‘ShareIt’ Android app with over a billion downloads is a security mare

You can not argue with that green
Enlarge / You can not argue with that green “safe” shield.

Trend Micro says it has found a number of “security bugs” in the popular Android app ShareIt. ShareIt has been downloaded more than a billion times from the Play Store, and according to App Annie, it was one of the ten most downloaded apps worldwide in 2019. The app was originally developed by Lenovo (it has since been developed in-house) and has been installed on Lenovo phones for some time.

According to the report, ShareIt’s vulnerabilities can be ‘abused to leak sensitive data from a user and execute arbitrary code with ShareIt permissions.’ ShareIt’s permissions, as a local file-sharing app, are quite extensive. According to the Play Store permission reading, ShareIt requests access to the entire user storage and all media, the camera and microphone and the location. It can remove programs, run at startup, create accounts and set passwords, and much more. It also has full access to the network. Trend Micro says that implementing the app could lead to the execution of external code. The security firm says it shared these vulnerabilities with ShareIt three months ago, but the company has yet to release patches.

It has been incredibly successful with a billion Android downloads and 1.8 billion users worldwide (there are also iOS, Windows and Mac applications) leading to an incredible amount of app bloating. The app was considered one of the best for local file sharing, but today the Play Store list includes an app that offers “Infinite online videos”, “Tens of millions of high quality songs,” “GIFs, wallpapers and stickers” . ‘popular’ media section that looks like a social network, a game store, a retail movie download section, COVID-19 check-in activity and business statistics, and looks like its own currency. ShareIt’s website (which, like the app, is not HTTPS) states that the service ‘is now a leading content platform’ and is popular in Southeast Asia, South Asia, the Middle East, Africa and Russia.

If private storage is not private

Trend Micro’s report contains a list of laundry that made bad decisions while designing ShareIt that would make it more susceptible to malicious code. One problem is a common vulnerability in Android apps that arises when developers configure a content provider incorrectly. Android is proud of in-app communication, in part because any app can create a content provider and provide its content and services to other apps.

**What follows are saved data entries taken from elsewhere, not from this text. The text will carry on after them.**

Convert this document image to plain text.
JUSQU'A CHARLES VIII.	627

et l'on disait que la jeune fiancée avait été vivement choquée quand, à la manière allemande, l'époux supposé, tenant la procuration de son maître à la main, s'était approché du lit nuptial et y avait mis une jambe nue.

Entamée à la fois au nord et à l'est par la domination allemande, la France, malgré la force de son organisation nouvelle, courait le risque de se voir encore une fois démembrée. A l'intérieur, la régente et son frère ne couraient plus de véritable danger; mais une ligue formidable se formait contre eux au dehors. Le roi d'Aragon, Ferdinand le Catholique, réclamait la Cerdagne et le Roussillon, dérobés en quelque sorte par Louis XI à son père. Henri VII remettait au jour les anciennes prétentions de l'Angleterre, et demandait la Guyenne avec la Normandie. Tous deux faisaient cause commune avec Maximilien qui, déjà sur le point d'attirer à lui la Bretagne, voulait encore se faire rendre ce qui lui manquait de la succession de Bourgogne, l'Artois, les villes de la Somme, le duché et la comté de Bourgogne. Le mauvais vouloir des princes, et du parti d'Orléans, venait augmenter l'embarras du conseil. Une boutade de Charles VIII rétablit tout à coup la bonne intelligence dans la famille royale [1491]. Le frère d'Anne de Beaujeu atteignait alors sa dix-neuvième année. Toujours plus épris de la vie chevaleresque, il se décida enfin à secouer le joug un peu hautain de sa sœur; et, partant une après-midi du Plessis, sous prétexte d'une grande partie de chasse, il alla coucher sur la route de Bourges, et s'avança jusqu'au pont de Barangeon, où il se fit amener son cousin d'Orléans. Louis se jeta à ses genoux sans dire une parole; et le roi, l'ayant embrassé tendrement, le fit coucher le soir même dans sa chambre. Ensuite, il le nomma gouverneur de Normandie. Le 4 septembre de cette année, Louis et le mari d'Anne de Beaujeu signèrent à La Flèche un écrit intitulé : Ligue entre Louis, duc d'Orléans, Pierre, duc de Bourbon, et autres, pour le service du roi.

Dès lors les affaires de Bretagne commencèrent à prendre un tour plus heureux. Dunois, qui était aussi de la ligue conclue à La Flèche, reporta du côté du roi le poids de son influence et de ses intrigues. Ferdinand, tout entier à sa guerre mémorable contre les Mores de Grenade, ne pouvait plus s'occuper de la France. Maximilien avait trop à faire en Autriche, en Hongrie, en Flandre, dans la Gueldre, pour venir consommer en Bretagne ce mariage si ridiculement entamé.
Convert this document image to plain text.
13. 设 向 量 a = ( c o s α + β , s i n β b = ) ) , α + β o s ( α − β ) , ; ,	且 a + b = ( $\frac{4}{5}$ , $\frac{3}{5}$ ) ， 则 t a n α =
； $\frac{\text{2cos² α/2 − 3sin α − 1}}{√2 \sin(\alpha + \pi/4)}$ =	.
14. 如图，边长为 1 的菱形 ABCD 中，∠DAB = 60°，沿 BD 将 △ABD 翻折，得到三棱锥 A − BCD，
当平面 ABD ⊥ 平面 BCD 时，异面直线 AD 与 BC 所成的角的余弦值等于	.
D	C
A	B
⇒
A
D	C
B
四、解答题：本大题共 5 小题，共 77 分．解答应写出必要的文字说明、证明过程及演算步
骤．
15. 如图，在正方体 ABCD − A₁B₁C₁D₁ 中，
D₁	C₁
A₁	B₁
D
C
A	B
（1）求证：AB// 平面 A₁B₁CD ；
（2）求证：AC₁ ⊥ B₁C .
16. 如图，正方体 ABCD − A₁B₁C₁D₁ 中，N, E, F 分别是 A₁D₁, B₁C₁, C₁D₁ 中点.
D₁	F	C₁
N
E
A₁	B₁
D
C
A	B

If Gmail wants to link a file to an email, it can do so by displaying a list of available file content providers installed on your phone (this is basically an “open with” dialog box) and the user can select their favorite file manager. navigate through their storage and send the file they want to Gmail. It’s up to developers to disable these cross-application features and simply expose the necessary file manager capabilities to Gmail and other applications.

It does not seem to have given much attention to the need to disinfect the ability of content providers. The report states: “The developer behind this has disabled the exported feature via android: exported =” false “, but enabled the feature of android: grantUriPermissions =” ​​true “, indicating that any third party can still temporarily read / write access to the content provider’s data. “Some permissions are normal, but Trend Micro has found that ShareIt does not try to scope its permissions at all and that it will gladly serve files on any application. A malicious developer only needs to request the ShareIt file content provider and provide a file path for the developer to retrieve the files that make up the ShareIt app.

The file paths that ShareIt provides are limited to its own data files, but this means that applications can modify the data that ShareIt uses to run, including the app cache generated during installation and runtime. The report states that an attacker could produce a fake [app cache] file, and then replace the files via the aforementioned vulnerability to execute code execution. ‘Normally these files are stored privately, but ShareIt’s private storage is open to the world.

ShareIt also comes with its own Android app installer. Since the private storage is no longer ‘private’, it repeats the same mistakes we saw in Epic’s Fornite installer. It downloads app install files to world-readable storage, where it is vulnerable to a “Man-in-the-disk” attack. App install files need to be protected in private storage before they are installed, but in public storage the installation package can be swapped once downloaded but before installation time. Then the user thinks he is installing the good app he just downloaded, but it is actually a scam app.

“The attacker could steal sensitive data”

A whole extra issue is that ShareIt’s game store can apparently download app data over unsecured HTTP, where it could be subject to a man-in-the-middle attack. ShareIt registers itself as the handler for any link that terminates its domains, such as “wshareit.com” or “gshare.cdn.shareitgames.com”, and it appears automatically when users click on a download link. Most programs force all traffic to HTTPS, but ShareIt does not. Chrome will disable HTTP download traffic, so this should be done through a different web interface than the main browser.

Trend Micro concludes by saying, “We have reported these vulnerabilities to the seller, who has not yet responded. We decided to release our research three months after it was reported, as many users may be affected by this attack,” because the attacker could steal sensitive data and do anything with the permission of the apps. “Users should probably uninstall the app ASAP. If you’re looking for a safer file sharing alternative, Google’s file manager can now do local sharing via Wi-Fi and should be written with better security practices.